Come mai ha scelto proprio il 1982 per cambiare il corso della storia? Perché non ambientare il romanzo nel futuro? 
Avrei potuto scegliere qualsiasi periodo storico, ma comunque avrei ambientato il romanzo nel passato. Ho un pregiudizio nei confronti dei romanzi ambientati nel futuro. È un po’ troppo facile (ride). Preferisco prevedere il passato. Il presente è il più fragile dei risultati possibili. Se per esempio non ci fosse stato lo sviluppo del Cristianesimo che tenne imbrigliata la civiltà europea per secoli, avremmo potuto vivere la nostra rivoluzione industriale nell’XIII Secolo. Io ho scelto le conseguenze che avrebbe avuto la disfatta dell’Inghilterra nel 1982 e ho pensato a quanti anni avrebbe avuto Alan Turing in quel periodo se non si fosse tolto la vita (60) e cosa questo avrebbe voluto dire per lo sviluppo tecnologico del suo Paese. 

In questo romanzo si fa riferimento alla Brexit e ai suoi dilemmi sociali e morali, senza mai citarla, d’altronde non potrebbe esistere nel 1982. Ha pensato però di affrontare questo tema direttamente in un suo scritto?
Ho appena finito di un breve romanzo sulla Brexit.  Ho consegnato il testo giovedì scorso e penso che sarà pubblicato in una decina di giorni. È la storia di uno scarafaggio che si sveglia dopo una notte di brutti sogni nel corpo del Primo Ministro. Devo molto a Kafka per questa storia. Di più non posso dirvi.  Siamo in una forte tempesta oggi con la Brexit e certamente è un momento molto triste per il mio Paese. Siamo diventati una società divisa. Come negli USA, dove ci sono due culture, due civiltà che convivono nello stesso Paese. Tutte e due le parti da noi chiedono l’unità, ma lo fanno in maniera accusatoria verso la parte avversa.
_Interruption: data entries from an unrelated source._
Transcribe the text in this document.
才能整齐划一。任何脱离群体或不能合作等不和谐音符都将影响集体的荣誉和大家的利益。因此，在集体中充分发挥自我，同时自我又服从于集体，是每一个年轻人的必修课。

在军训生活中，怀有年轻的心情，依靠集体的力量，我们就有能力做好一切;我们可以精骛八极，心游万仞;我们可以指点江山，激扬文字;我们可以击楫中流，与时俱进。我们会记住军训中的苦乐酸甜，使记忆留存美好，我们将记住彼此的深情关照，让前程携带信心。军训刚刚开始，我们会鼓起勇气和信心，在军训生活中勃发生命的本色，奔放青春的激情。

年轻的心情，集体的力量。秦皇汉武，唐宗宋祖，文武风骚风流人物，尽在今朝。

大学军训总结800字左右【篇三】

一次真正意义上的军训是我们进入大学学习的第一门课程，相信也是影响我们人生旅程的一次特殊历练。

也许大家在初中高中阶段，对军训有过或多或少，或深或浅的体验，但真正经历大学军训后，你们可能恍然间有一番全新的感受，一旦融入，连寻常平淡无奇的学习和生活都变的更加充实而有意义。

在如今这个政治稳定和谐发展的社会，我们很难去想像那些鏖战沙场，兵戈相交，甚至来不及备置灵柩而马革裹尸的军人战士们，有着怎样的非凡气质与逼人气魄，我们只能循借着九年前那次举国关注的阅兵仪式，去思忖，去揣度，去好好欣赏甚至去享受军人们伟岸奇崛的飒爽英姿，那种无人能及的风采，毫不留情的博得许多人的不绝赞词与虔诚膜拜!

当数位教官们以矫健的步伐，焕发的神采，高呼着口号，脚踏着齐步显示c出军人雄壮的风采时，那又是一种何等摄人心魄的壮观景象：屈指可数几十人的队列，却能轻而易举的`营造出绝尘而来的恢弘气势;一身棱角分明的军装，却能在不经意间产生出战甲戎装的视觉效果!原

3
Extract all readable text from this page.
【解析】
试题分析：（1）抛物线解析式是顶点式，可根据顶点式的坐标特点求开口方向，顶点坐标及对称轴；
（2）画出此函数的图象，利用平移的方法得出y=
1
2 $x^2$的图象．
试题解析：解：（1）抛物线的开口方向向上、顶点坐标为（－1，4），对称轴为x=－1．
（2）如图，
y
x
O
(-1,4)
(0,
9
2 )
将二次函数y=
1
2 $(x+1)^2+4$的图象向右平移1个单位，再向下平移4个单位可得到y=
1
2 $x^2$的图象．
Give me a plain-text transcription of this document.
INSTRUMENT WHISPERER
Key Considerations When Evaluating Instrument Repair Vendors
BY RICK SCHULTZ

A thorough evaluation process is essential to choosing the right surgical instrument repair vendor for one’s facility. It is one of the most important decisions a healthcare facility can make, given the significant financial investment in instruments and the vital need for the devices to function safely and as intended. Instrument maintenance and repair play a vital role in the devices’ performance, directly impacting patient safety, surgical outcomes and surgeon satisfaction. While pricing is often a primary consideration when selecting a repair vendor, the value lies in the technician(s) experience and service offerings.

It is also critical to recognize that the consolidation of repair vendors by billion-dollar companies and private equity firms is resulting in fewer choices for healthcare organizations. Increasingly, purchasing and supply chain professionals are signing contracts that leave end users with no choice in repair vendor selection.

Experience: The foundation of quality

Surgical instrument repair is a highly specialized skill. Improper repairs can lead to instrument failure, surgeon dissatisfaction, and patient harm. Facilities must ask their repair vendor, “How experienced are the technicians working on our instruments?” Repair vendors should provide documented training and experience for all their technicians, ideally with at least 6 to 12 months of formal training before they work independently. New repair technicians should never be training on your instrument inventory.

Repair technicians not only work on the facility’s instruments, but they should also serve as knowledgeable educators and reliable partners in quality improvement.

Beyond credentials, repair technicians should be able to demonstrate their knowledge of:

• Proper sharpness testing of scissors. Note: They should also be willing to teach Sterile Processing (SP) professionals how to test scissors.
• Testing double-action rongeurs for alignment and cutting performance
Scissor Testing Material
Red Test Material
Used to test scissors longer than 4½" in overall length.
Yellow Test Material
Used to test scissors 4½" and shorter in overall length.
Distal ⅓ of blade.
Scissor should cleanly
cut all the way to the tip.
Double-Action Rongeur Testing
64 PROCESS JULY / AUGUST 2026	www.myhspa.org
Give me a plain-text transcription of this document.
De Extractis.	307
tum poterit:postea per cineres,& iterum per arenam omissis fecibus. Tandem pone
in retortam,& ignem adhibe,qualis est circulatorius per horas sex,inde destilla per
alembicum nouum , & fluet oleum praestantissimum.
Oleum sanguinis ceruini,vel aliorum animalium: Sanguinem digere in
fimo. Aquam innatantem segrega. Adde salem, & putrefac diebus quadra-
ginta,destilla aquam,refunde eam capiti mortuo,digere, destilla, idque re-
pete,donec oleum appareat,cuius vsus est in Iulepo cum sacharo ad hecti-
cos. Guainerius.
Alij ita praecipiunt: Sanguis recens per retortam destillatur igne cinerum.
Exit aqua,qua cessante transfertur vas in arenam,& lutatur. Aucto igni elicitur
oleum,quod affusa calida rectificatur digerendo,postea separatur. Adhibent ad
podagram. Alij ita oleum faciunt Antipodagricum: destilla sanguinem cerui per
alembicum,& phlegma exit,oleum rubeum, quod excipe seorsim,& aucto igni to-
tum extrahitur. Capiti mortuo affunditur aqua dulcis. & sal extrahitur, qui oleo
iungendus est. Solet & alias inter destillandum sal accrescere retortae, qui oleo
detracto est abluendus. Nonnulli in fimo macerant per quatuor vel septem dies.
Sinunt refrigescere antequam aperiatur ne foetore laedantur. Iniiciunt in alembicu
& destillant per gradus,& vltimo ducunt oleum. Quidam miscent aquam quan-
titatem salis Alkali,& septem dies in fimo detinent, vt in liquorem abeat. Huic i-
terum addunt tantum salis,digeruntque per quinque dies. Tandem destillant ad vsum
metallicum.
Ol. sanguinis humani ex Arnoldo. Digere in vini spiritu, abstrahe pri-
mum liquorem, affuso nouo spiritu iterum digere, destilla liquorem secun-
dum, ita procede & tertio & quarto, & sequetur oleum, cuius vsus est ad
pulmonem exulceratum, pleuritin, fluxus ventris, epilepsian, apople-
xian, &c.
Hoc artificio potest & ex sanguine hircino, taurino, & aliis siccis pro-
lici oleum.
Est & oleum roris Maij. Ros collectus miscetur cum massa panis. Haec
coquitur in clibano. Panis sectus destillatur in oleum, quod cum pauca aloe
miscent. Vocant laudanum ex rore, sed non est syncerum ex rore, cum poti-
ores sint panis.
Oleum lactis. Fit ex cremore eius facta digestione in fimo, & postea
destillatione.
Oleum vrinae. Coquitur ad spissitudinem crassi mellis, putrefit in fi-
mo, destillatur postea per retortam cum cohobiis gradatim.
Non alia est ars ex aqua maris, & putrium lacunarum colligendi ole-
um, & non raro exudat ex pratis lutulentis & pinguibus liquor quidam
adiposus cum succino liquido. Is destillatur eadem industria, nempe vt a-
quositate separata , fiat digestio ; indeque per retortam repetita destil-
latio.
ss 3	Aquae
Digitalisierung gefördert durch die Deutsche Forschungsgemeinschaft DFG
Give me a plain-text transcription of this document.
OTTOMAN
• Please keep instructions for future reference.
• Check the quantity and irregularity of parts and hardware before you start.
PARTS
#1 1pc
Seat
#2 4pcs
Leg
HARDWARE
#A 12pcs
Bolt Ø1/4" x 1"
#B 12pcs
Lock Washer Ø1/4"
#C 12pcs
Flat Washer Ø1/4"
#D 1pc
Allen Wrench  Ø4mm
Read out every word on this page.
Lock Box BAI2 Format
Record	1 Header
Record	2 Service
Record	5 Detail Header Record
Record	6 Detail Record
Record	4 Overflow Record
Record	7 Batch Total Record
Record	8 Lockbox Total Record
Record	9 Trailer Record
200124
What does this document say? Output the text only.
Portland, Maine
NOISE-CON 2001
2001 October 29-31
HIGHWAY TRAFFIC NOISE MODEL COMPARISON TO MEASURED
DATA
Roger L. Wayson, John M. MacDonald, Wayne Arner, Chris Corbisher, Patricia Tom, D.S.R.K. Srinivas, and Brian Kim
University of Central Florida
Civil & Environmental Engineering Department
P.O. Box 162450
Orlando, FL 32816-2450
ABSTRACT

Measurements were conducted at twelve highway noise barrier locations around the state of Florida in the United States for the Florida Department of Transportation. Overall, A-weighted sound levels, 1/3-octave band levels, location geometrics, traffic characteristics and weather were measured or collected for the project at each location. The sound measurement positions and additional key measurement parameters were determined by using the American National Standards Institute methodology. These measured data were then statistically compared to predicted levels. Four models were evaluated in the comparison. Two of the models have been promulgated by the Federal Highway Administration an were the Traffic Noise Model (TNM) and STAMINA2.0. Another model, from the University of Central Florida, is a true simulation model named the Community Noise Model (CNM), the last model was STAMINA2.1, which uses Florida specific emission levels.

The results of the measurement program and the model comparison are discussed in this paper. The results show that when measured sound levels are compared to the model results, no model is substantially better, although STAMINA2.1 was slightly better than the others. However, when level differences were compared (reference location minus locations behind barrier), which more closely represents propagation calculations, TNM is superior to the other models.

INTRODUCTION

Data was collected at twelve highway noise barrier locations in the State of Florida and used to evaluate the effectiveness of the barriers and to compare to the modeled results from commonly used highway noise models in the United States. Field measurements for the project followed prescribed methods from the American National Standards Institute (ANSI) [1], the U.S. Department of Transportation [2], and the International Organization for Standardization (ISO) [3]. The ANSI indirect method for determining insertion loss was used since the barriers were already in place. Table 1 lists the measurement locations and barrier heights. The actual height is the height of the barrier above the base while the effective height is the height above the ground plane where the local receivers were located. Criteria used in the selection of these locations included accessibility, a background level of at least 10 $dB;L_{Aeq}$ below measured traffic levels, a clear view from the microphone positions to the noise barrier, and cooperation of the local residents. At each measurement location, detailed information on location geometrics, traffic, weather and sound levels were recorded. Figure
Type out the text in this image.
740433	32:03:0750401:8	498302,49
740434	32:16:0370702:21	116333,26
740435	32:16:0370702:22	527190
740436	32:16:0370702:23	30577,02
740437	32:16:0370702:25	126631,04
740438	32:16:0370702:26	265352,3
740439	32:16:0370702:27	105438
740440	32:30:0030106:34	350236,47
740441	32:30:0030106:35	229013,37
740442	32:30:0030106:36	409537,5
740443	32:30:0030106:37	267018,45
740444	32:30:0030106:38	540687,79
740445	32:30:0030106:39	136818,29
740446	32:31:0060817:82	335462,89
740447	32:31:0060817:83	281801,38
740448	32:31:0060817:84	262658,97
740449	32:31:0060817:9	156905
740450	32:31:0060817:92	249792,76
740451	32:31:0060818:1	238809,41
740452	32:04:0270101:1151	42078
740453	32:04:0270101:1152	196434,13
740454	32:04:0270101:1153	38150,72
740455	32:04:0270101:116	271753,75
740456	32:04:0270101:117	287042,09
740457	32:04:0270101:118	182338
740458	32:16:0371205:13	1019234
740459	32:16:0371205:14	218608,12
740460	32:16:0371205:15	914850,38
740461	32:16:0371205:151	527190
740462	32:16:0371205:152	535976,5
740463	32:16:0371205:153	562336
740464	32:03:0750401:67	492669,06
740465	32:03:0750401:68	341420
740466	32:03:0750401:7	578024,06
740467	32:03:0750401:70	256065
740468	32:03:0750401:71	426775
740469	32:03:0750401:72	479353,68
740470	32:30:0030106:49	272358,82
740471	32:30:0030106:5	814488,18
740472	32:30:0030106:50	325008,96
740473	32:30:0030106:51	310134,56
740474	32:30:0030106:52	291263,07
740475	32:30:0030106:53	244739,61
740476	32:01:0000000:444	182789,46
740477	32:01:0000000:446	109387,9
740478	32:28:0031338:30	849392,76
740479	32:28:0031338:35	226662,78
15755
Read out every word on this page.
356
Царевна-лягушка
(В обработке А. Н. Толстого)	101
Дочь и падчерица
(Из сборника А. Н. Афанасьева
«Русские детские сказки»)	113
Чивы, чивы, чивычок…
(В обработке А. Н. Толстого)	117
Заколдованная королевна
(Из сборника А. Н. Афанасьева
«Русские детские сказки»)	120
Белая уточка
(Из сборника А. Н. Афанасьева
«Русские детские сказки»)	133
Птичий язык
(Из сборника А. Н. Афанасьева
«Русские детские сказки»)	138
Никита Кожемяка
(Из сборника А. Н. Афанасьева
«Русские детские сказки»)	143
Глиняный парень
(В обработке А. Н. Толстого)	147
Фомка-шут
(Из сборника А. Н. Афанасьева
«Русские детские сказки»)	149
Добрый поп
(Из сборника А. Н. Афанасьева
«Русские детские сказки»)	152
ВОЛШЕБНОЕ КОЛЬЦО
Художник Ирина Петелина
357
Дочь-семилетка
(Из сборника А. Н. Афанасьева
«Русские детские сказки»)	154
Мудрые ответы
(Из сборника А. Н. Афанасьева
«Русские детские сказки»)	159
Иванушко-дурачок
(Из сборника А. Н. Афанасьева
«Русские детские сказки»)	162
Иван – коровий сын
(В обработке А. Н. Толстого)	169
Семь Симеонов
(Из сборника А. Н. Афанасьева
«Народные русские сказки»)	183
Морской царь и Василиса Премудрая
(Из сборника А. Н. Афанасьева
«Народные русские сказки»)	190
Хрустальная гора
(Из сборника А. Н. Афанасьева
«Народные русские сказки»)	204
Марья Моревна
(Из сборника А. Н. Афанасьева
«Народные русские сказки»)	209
Ciò che abbiamo imparato da questa storia è che non bisognerebbe mai lasciare al popolo una decisione diretta su un tema complesso come la Brexit, specialmente se il sistema è maggioritario. Al referendum il 52% è stato a favore della Brexit, se lo rifacessimo oggi, le percentuali sarebbero capovolte, ma basta davvero il 2% a far prendere a un popolo una strada invece di un’altra?